All we need is to say an issue is part of multiple targets so that they show up in each target's roadmap, etc. You can see a brief overview of the workflow that my company utilises in #284. Currently, writing release notes for a version is far too difficult - if an issue is fixed in version 2.1 and 1.1, the issue is currently marked as an issue in r1.1 with a note for fixing also in 2.1. Listing the issues for 2.1 does not show the issues that were fixed yet marked for 1.1.

Another place in our organisation where Redmine is not quite there yet, is how our QA team mark that an issue has been fixed in one version, but remains untested in another version. The only way I can think this would be workable though is actually having an issue per target to facilitate this need for having a different status in each target. I don't like the idea at all, but I don't know how to answer this problem at the moment either :)
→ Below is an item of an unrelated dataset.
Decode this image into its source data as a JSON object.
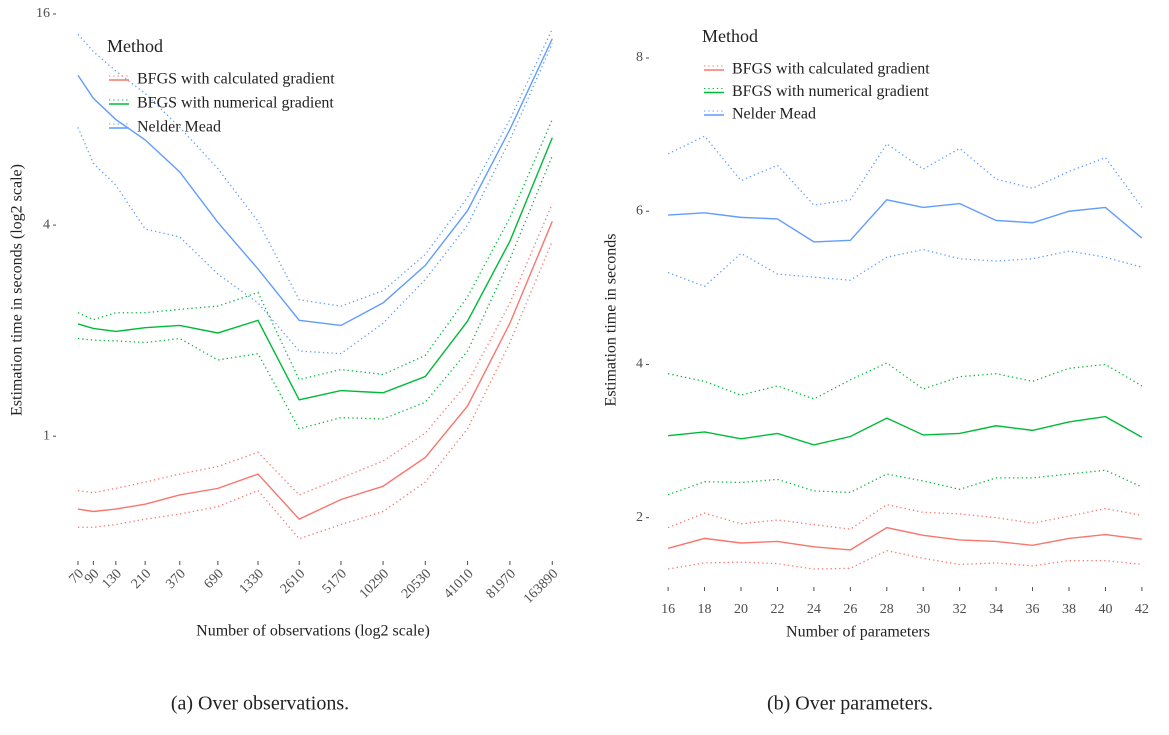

2008-08-16 00:44 - Thomas Pihl

We are creating "link-issues" per branch/version (almost like sub-issues) to keep track.

We do NOT want to copy issue since comments/updates in one branch can be critical information for another branch's update (usually some weeks/months later). The bad side of link issues is the loss of good overview on roadmap/issue summary pages. Cut/Paste of subject works as long as no branch-team changes/clarifies it. Metrics/summary are partly lost (we cannot keep link-issues as a specific tracker since we use different workflows in different branches/versions (different rules when changing a live version compared to a untested/future release)). We can tell metris per version/branch but not unique issues for the whole system.

Perfect solution would be some special lightweight link-issues with a subset of attributes (maybe their own workflow, status, timetracking and perhaps branch-local-comments) but with all other fields/comments linked back to main issue. Perhaps some way to close top-issue when all sub-issues are closed.